Sat Mar 12 08:54:15 PST 2016

On Fri, Mar 11, 2016 at 06:25:52PM +0300, Pavel Emelyanov wrote:
> On 03/11/2016 06:03 PM, Adrian Reber wrote:
> > On Fri, Mar 11, 2016 at 04:08:10PM +0300, Pavel Emelyanov wrote:
> >>
> >>> +static void criu_init()
> >>> +{
> >>> +	/* TODO: return code checking */
> >>> +	check_img_inventory();
> >>> +	prepare_task_entries();
> >>> +	prepare_pstree();
> >>> +	collect_remaps_and_regfiles();
> >>> +	prepare_shared_reg_files();
> >>> +	prepare_remaps();
> >>> +	prepare_mm_pid(root_item);
> >>> +
> >>> +	/* We found a PID */
> >>> +	pr_debug("root_item->pid.virt %d\n", root_item->pid.virt);
> >>> +	pr_debug("root_item->pid.real %d\n", root_item->pid.real);
> >>> +}
> >>
> >> This portion should be really resolved before merging. All of the above
> >> has nothing to do with the page_read, so please, find the reason for
> >> page read engine non working due to absence of this. If you need help
> >> with the code, just drop me an e-mail, I'll help.
> > 
> > I had a quick look, but need to look a bit in more detail.
> > 
> > If I leave away all those lines I get a segfault, I haven't checked yet
> > but I think when accessing root_item->pid.virt.
> 
> Ah! Indeed. You open the page read for init task only. I believe the proper
> fix would be to pass the pid of the process via socket you use to pass uffd.
> 
> Since we'll have to do it anyway in the future, I think this is worth doing
> from the very beginning. And the lazy pages daemon should accept only one
> such message (for you initial case).

Getting the information about which directory contains the checkpoint
from the main restore process via the same mechanism as the userfaultfd
FD was also my initial plan. But, unfortunately, the lazy-pages server
needs to open the checkpoint directory on its own. Especially as I am
currently working on the code for remote lazy-restore.

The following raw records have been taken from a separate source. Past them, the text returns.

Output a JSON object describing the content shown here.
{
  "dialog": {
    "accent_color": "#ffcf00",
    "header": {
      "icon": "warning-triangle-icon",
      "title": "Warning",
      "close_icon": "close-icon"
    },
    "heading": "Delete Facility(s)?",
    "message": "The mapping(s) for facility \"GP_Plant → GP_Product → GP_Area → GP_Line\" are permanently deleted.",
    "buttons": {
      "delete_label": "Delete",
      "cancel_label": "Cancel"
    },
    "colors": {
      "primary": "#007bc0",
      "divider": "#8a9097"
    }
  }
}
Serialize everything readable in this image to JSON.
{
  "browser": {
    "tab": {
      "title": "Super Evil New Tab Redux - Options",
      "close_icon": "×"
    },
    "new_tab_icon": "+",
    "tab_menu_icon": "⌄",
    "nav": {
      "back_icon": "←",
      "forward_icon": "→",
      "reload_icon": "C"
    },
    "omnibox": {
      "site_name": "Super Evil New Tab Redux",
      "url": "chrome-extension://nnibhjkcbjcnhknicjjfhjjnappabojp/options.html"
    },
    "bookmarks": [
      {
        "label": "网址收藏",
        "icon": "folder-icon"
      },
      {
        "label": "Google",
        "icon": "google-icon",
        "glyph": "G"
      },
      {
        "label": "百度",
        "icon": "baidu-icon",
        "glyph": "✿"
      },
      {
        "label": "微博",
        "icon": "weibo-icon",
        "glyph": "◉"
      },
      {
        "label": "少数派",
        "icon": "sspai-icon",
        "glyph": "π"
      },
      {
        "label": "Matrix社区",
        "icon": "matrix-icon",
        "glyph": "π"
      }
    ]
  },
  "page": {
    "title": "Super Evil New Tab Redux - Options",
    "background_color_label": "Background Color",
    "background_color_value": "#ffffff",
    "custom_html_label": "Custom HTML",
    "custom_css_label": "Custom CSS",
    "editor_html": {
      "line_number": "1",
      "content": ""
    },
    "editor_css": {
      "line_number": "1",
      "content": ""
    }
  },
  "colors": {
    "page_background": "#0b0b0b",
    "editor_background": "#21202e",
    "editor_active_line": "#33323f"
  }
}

I am starting to transfer the userfaultfd requests over TCP. I am using
the functions provided by the page server to setup the TCP communication
and I am then transferring the requested pages from one host to another.

Once the current patches have been accepted I was planing on sending the
lazy pages over TCP patches. This is, from my point of view, the important
part. It does not make much sense to require to transfer the pages from
one host to another and use them then for they lazy restore. The goal has to
be to transfer as little data as possible for the initial restore and
once the process is running the required pages are transferred via
lazy-restore.

In this case, remote lazy-pages, I need all the initialization to read
the checkpoint directory in the uffd code anyway, as it is running on
another host as the main restore process.

Is there a way to correctly set up the image dir handling logic so that
you would accept it as part of uffd.c?

		Adrian